当初は殻や虚のように、CG書き直しとシステム面の修正くらいだと思っていたが実際はシナリオ、ボイス、CG、音楽、システム等多岐に渡る修正が入っており追加要素がかなり多い。特に、死ぬ道しか用意されていなかったヒロインの生存個別エンドの実装は18年前にユーザーが望んでいたものであり、それをこの業界衰退期に発売できたという奇跡。原作プレイ済みの身としてはこれだけで感無量。
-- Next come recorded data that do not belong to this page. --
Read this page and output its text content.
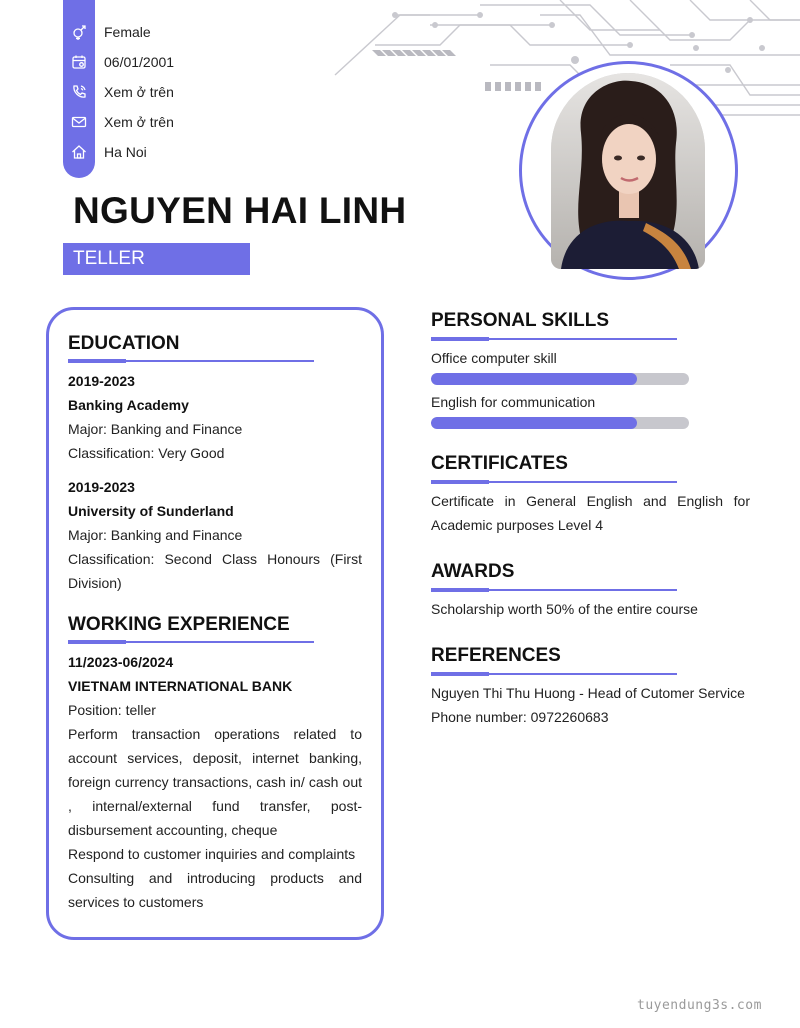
Female
06/01/2001
Xem ở trên
Xem ở trên
Ha Noi
NGUYEN HAI LINH
TELLER
EDUCATION
2019-2023
Banking Academy
Major: Banking and Finance
Classification: Very Good
2019-2023
University of Sunderland
Major: Banking and Finance
Classification: Second Class Honours (First Division)
WORKING EXPERIENCE
11/2023-06/2024
VIETNAM INTERNATIONAL BANK
Position: teller
Perform transaction operations related to account services, deposit, internet banking, foreign currency transactions, cash in/ cash out , internal/external fund transfer, post-disbursement accounting, cheque
Respond to customer inquiries and complaints
Consulting and introducing products and services to customers
PERSONAL SKILLS
Office computer skill
English for communication
CERTIFICATES
Certificate in General English and English for Academic purposes Level 4
AWARDS
Scholarship worth 50% of the entire course
REFERENCES
Nguyen Thi Thu Huong - Head of Cutomer Service
Phone number: 0972260683
tuyendung3s.com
カルタグラ未プレイ勢にはいい布教になるし、プレイ済みの層に対しても満足のいく作品となっている珠玉の一品。
自分はPS2版しかプレイしていないが、そちらでは和菜・初音・七七を除いて個別エンドと呼べるようなものはなく、原作から追加されたエンドでは寧ろ死人が増える始末。
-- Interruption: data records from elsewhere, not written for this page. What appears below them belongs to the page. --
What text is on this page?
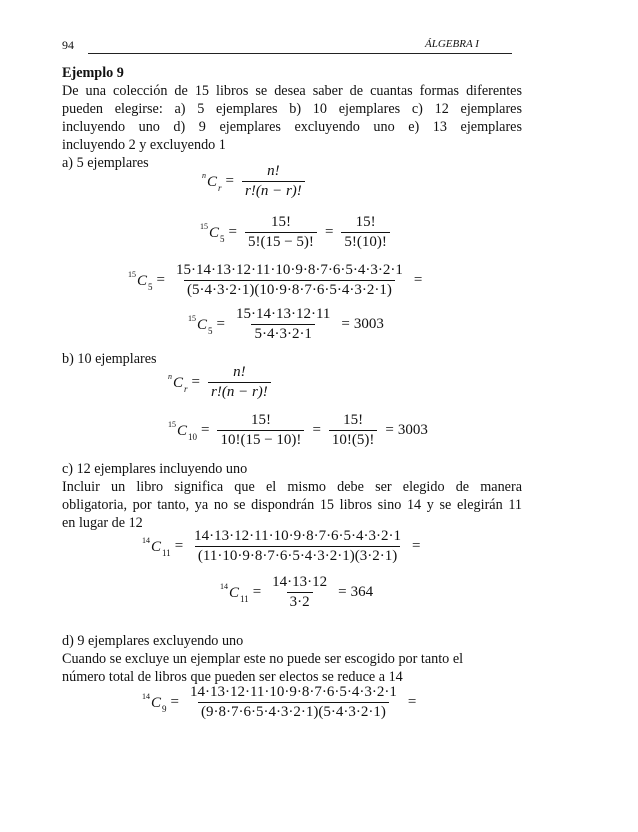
94	ÁLGEBRA I

Ejemplo 9

De una colección de 15 libros se desea saber de cuantas formas diferentes

pueden elegirse: a) 5 ejemplares b) 10 ejemplares c) 12 ejemplares

incluyendo uno d) 9 ejemplares excluyendo uno e) 13 ejemplares

incluyendo 2 y excluyendo 1

a) 5 ejemplares

$^nC_r = \frac{n!}{r!(n - r)!}$
$^{15}C_5 = \frac{15!}{5!(15 - 5)!} = \frac{15!}{5!(10)!}$
$^{15}C_5 = \frac{15\cdot 14\cdot 13\cdot 12\cdot 11\cdot 10\cdot 9\cdot 8\cdot 7\cdot 6\cdot 5\cdot 4\cdot 3\cdot 2\cdot 1}{(5\cdot 4\cdot 3\cdot 2\cdot 1)(10\cdot 9\cdot 8\cdot 7\cdot 6\cdot 5\cdot 4\cdot 3\cdot 2\cdot 1)}$ =
$^{15}C_5 = \frac{15\cdot 14\cdot 13\cdot 12\cdot 11}{5\cdot 4\cdot 3\cdot 2\cdot 1} = 3003$

b) 10 ejemplares

$^nC_r = \frac{n!}{r!(n - r)!}$
$^{15}C_{10} = \frac{15!}{10!(15 - 10)!} = \frac{15!}{10!(5)!} = 3003$

c) 12 ejemplares incluyendo uno

Incluir un libro significa que el mismo debe ser elegido de manera

obligatoria, por tanto, ya no se dispondrán 15 libros sino 14 y se elegirán 11

en lugar de 12

$^{14}C_{11} = \frac{14\cdot 13\cdot 12\cdot 11\cdot 10\cdot 9\cdot 8\cdot 7\cdot 6\cdot 5\cdot 4\cdot 3\cdot 2\cdot 1}{(11\cdot 10\cdot 9\cdot 8\cdot 7\cdot 6\cdot 5\cdot 4\cdot 3\cdot 2\cdot 1)(3\cdot 2\cdot 1)}$ =
$^{14}C_{11} = \frac{14\cdot 13\cdot 12}{3\cdot 2} = 364$

d) 9 ejemplares excluyendo uno

Cuando se excluye un ejemplar este no puede ser escogido por tanto el

número total de libros que pueden ser electos se reduce a 14

$^{14}C_9 = \frac{14\cdot 13\cdot 12\cdot 11\cdot 10\cdot 9\cdot 8\cdot 7\cdot 6\cdot 5\cdot 4\cdot 3\cdot 2\cdot 1}{(9\cdot 8\cdot 7\cdot 6\cdot 5\cdot 4\cdot 3\cdot 2\cdot 1)(5\cdot 4\cdot 3\cdot 2\cdot 1)}$ =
主人公がヘタレで推理面は七七任せ、戦闘面は冬史任せ、経済面は雨雀任せと全体的に味方頼みで本当に戦争を生き抜いた兵士なのかと言いたくなるスペックの低さ。殻ノ少女シリーズをプレイすると秋五のこのダメさ加減はむしろ愛嬌を感じるんだけどカルタグラ単体だと主人公としてはダメダメ。
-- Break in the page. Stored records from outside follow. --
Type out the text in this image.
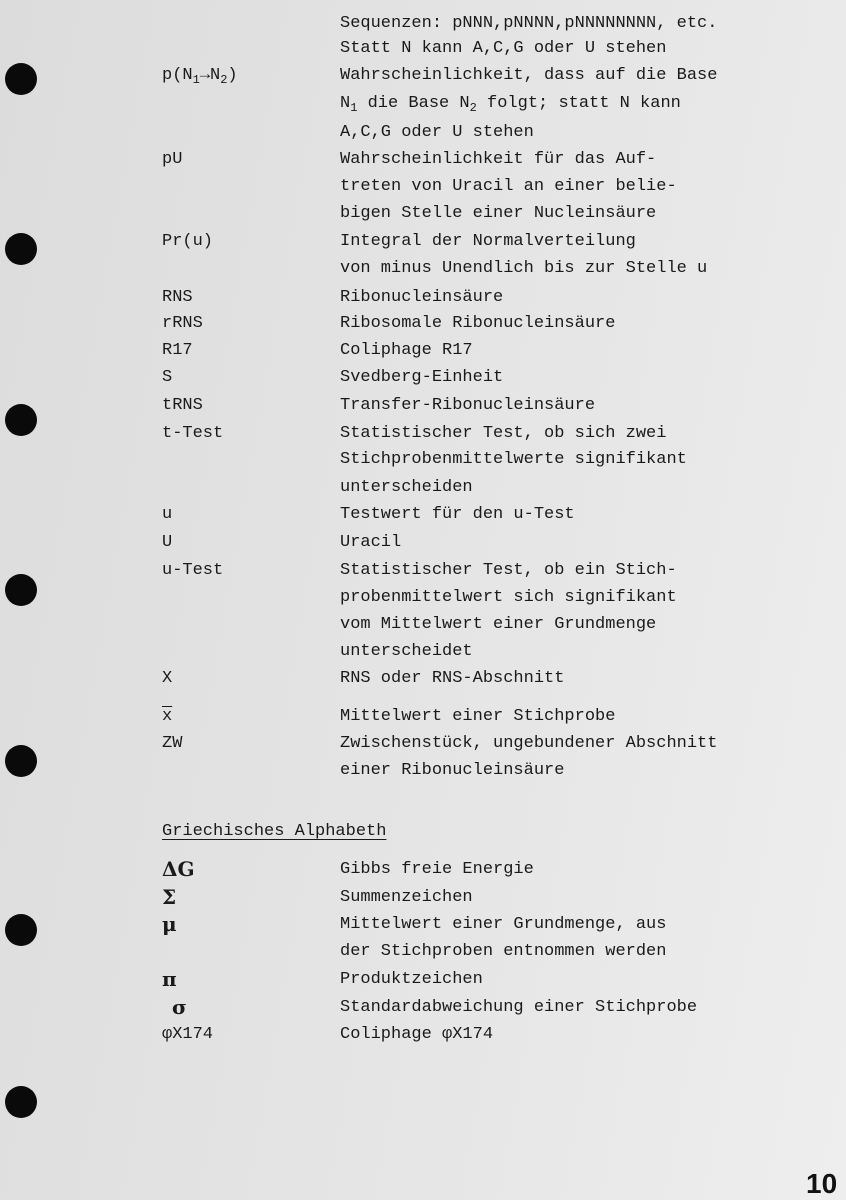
Sequenzen: pNNN,pNNNN,pNNNNNNNN, etc.
Statt N kann A,C,G oder U stehen
$p(N_1\to N_2)$	Wahrscheinlichkeit, dass auf die Base
$N_1$ die Base $N_2$ folgt; statt N kann
A,C,G oder U stehen
pU	Wahrscheinlichkeit für das Auf-
treten von Uracil an einer belie-
bigen Stelle einer Nucleinsäure
Pr(u)	Integral der Normalverteilung
von minus Unendlich bis zur Stelle u
RNS	Ribonucleinsäure
rRNS	Ribosomale Ribonucleinsäure
R17	Coliphage R17
S	Svedberg-Einheit
tRNS	Transfer-Ribonucleinsäure
t-Test	Statistischer Test, ob sich zwei
Stichprobenmittelwerte signifikant
unterscheiden
u	Testwert für den u-Test
U	Uracil
u-Test	Statistischer Test, ob ein Stich-
probenmittelwert sich signifikant
vom Mittelwert einer Grundmenge
unterscheidet
X	RNS oder RNS-Abschnitt
$\overline{x}$	Mittelwert einer Stichprobe
ZW	Zwischenstück, ungebundener Abschnitt
einer Ribonucleinsäure
Griechisches Alphabeth
ΔG	Gibbs freie Energie
Σ	Summenzeichen
μ	Mittelwert einer Grundmenge, aus
der Stichproben entnommen werden
π	Produktzeichen
σ	Standardabweichung einer Stichprobe
φX174	Coliphage φX174
10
しかし、本作においては凛・楼子・冬史に個別エンドを実装し、サクラメントでの和菜・由良のエンドも追加されている。
死ぬ運命しかなかったキャラを救出することで秋五にも見せ場が与えられ、ようやく主人公らしくなって来たと感じた。
シナリオ
基本的には原作と同じだが、PS2版の追加要素は一切反映されていない。
よって、初音死亡エンド、冬史死亡エンド、和菜死亡エンドなどのPS2版限定要素はなかったことにされている。
まあ正直これらは無くても支障がないので、別に気にならない。
しかし、これによって割を食ってしまったのが小雪と芹である。
原作だと千里教で売春強要された挙句由良に殺されてしまう二人だが、PS2では秋五が二人を救出するルートもある。ここが数少ない秋五の見せ場だったのだがこの場面もなかったことにされてしまっている。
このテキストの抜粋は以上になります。